The IPTW and g-computation point estimates agree (the same data, two estimation routes); the discrepancies between them — if any — flag mis-specification. The E-value of 1.87 means that an unmeasured confounder would need to be associated with both SGLT2 use and mortality with RR 1.87 to explain the 22% mortality reduction observed; whether that is plausible is a substantive judgement.

A doubly-robust analysis (TMLE or AIPW) provides the recommended primary estimate; IPTW and g-computation provide cross-checks.

4.12 Collaborating with an LLM on causal-inference estimation

Three patterns.

Prompt 1: ‘Implement IPTW for this dataset.’ Provide the data structure and the confounders.

What to watch for. The LLM produces working IPTW code. It typically uses unstabilised weights, does not trim, and does not check balance. Push for the production version: stabilised, trimmed, with balance diagnostics.

Verification. Check the output against a textbook formula. Plot the propensity-score distribution and inspect balance with cobalt::bal.tab().

Prompt 2: ‘Walk me through whether this analysis is robust to unmeasured confounding.’ Provide the analysis and the data sources.

What to watch for. The LLM gives a generic discussion of E-values. Push for specifics: which unmeasured confounders are most likely, how strong they would need to be to overturn the result.

Verification. Compute the E-value yourself; it is one formula. The interpretive judgement (is the required confounding strength plausible?) is yours.

Prompt 3: ‘Compare the ATE and ATT for this analysis.’ Provide both estimates.

What to watch for. The LLM correctly distinguishes the two and explains when each applies. It tends to miss the practical implication: which one matches the decision the report informs.

Verification. Map the estimand to the decision explicitly. Different audiences need different estimands.
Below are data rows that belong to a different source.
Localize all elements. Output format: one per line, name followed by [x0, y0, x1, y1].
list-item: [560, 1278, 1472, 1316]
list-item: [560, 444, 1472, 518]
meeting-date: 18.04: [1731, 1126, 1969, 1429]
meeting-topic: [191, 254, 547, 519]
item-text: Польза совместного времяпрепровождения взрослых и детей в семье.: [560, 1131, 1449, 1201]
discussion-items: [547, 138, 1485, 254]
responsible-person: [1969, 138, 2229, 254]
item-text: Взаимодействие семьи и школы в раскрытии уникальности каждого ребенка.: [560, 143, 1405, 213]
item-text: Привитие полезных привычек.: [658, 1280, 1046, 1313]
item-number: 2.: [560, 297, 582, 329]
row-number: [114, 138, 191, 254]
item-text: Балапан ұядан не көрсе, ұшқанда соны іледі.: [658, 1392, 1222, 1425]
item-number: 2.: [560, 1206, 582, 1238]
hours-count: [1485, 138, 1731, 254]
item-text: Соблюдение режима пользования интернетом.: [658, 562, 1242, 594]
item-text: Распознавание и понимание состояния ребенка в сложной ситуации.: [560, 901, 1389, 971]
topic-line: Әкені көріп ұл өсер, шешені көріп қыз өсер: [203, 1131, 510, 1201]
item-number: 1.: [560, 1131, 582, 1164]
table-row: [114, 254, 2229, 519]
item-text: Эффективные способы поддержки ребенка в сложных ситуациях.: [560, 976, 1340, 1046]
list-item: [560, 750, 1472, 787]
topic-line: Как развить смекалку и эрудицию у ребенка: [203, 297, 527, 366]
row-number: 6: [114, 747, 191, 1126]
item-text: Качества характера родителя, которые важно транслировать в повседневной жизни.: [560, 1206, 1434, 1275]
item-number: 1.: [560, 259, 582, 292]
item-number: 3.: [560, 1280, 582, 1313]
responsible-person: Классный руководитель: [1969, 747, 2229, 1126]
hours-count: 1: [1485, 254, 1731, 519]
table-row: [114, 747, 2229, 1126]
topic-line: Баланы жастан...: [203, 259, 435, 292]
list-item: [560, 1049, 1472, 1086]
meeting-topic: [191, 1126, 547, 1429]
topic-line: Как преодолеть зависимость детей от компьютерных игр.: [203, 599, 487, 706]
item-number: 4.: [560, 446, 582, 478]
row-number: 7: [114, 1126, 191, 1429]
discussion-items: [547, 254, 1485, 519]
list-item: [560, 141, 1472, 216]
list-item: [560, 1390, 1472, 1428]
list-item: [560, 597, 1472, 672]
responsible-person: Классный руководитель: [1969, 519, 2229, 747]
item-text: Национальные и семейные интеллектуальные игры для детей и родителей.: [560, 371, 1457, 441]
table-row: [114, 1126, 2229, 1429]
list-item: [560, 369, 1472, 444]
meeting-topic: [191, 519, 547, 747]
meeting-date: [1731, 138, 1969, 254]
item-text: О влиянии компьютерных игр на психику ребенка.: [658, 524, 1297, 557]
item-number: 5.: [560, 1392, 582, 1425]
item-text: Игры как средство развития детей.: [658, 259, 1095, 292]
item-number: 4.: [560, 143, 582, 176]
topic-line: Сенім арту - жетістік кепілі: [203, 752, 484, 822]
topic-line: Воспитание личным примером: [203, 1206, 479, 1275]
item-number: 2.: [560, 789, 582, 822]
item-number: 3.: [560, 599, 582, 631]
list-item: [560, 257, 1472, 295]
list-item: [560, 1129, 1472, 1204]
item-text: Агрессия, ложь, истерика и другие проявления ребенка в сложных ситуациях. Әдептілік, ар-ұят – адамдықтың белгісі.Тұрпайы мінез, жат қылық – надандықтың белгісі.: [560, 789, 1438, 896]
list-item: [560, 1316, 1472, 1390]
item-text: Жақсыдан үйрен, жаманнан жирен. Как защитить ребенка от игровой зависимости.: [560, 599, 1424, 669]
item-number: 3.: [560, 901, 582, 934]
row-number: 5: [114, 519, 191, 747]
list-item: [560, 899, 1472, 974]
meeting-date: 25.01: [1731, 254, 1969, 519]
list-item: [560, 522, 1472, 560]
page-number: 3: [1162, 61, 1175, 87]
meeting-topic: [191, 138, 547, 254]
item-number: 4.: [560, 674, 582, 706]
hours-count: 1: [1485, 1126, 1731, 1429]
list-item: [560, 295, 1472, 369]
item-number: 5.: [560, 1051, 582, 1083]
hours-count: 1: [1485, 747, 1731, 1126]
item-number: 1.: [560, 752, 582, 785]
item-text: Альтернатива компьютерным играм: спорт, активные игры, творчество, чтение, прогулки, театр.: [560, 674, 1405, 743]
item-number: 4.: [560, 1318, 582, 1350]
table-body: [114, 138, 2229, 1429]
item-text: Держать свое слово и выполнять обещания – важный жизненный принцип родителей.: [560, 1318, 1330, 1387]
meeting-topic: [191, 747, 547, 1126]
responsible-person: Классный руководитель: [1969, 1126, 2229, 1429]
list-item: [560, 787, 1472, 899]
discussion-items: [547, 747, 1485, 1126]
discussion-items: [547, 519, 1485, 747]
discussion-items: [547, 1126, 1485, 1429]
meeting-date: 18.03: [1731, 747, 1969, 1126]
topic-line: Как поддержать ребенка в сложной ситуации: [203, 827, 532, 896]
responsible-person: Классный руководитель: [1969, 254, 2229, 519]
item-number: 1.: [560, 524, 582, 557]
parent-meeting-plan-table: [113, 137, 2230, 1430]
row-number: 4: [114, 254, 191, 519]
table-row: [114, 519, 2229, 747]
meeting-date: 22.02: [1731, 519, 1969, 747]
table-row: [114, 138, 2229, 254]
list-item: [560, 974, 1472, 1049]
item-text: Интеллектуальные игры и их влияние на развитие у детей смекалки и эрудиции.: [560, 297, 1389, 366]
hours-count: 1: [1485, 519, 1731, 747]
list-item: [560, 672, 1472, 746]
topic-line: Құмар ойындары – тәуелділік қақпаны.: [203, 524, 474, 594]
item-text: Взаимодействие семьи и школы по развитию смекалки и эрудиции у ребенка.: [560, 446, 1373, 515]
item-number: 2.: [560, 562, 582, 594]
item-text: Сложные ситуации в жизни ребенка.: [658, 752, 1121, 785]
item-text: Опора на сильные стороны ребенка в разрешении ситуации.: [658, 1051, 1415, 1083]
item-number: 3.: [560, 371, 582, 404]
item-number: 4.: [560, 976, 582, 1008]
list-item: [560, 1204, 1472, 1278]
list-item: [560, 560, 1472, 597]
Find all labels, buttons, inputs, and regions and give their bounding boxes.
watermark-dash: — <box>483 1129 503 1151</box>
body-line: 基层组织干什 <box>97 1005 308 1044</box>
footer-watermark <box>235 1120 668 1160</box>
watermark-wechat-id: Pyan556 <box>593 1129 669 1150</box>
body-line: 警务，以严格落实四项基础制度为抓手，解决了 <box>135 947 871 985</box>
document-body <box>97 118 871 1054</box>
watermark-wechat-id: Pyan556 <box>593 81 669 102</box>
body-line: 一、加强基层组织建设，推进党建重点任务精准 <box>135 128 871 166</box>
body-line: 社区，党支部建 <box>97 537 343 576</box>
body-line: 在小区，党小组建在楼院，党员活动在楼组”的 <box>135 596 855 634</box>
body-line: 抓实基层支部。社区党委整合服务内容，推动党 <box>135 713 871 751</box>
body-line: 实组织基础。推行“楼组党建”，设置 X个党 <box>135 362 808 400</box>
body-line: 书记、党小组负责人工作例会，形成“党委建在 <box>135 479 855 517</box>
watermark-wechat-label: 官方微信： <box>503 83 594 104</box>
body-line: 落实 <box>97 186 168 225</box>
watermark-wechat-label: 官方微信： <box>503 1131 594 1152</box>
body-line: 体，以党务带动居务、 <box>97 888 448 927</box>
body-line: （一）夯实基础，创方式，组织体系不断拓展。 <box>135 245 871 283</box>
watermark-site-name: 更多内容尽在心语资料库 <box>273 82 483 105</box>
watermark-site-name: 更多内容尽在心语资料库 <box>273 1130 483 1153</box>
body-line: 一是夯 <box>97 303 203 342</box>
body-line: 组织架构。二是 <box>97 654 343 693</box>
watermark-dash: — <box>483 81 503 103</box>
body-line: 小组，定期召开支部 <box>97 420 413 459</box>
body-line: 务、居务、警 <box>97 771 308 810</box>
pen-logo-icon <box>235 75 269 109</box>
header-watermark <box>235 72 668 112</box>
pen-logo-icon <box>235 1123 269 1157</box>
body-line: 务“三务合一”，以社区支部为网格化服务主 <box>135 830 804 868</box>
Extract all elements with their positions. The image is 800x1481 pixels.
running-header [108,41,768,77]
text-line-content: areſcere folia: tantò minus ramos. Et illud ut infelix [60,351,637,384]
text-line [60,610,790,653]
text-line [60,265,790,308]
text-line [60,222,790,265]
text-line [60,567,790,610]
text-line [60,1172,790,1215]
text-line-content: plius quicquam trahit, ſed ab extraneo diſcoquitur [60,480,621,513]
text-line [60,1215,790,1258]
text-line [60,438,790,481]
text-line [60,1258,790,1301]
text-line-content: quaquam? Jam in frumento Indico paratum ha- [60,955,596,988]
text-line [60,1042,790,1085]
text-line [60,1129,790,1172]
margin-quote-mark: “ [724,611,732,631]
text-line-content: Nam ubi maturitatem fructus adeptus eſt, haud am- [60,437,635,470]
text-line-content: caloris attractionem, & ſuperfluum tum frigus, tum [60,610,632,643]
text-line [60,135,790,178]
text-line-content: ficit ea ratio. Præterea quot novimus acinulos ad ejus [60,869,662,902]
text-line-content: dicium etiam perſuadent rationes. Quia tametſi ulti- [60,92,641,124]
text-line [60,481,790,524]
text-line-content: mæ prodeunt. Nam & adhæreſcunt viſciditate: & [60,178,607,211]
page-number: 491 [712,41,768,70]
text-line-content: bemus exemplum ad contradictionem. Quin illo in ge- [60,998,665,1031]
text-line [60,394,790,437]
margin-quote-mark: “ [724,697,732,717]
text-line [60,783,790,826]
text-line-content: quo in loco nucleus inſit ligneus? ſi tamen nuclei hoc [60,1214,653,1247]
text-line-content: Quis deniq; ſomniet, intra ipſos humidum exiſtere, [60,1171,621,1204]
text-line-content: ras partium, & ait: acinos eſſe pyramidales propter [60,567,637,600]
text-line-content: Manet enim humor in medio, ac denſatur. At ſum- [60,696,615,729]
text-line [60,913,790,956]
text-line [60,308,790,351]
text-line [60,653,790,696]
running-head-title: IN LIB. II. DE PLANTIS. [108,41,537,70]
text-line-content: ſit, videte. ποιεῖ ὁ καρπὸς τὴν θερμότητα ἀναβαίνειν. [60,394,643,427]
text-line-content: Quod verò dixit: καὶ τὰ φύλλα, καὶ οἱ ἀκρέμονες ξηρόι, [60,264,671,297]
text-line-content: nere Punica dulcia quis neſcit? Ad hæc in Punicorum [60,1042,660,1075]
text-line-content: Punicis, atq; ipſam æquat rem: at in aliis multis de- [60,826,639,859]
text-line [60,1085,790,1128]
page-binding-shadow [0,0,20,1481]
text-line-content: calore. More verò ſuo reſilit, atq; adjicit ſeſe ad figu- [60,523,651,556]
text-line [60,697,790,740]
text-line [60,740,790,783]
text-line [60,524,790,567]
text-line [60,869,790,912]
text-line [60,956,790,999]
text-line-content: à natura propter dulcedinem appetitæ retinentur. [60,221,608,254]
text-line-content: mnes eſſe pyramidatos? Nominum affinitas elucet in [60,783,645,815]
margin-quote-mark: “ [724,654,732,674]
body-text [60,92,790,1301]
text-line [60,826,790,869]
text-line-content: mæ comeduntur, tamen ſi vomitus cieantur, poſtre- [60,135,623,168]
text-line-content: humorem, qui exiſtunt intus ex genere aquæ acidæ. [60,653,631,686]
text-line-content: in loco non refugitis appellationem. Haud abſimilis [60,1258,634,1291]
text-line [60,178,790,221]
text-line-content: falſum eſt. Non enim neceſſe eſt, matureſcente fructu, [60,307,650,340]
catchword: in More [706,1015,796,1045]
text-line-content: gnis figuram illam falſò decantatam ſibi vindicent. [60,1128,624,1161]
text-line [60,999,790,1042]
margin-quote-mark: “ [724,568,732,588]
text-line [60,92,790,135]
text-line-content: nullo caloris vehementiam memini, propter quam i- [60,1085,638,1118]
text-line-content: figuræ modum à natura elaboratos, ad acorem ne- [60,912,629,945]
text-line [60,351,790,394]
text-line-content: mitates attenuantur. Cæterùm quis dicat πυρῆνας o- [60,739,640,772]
The meta-pattern: LLMs are useful for the syntactic mechanics (writing the IPTW or g-computation code) and weak at the substantive judgement (which estimator, which confounders, which E-value to report). Use the LLM for the code; bring the substantive reasoning yourself.

4.13 Principle in use

Three habits.

Match estimator to the assumption you can defend. IPTW requires positivity. g-computation requires outcome-model specification. Doubly-robust requires one of the two. Choose by what you can defend.
Cross-check estimators. Run two estimators that make different mis-specifications. Agreement is evidence; disagreement flags a problem.
Report sensitivity alongside the estimate. The E-value (or equivalent) is part of the result, not a paragraph at the end of the discussion.

4.14 Exercises

Take a public observational dataset (e.g., NHANES subset) and compute the ATE using IPTW for a binary treatment and a binary outcome of your choice. Report the propensity-score distribution, the balance table, and the trimmed estimate.
Repeat the analysis with g-computation. Compare the point estimates and confidence intervals.
Compute the E-value for your estimate. Discuss whether unmeasured confounding of the required strength is plausible.
Find a published observational study with a reported risk ratio. Compute the E-value for that estimate. Read the discussion for the authors’ handling of unmeasured confounding; would you reach the same conclusion?
Extend the SGLT2 worked example to estimate the ATT (effect among initiators) using 1:1 propensity-score matching. Compare to the IPTW estimate and explain the difference.

4.15 Further reading

Hernán & Robins (2020), Causal Inference: What If. The open-access textbook covering all the estimators in this chapter.
Rosenbaum & Rubin (1983), ‘The central role of the propensity score in observational studies for causal effects’. The foundational paper for propensity-score methods.
VanderWeele & Ding (2017), ‘Sensitivity analysis in observational research: introducing the E-value’. The reference for the E-value.
The MatchIt, WeightIt, tmle, and marginaleffects R packages are the modern toolkit; their vignettes are the practical references.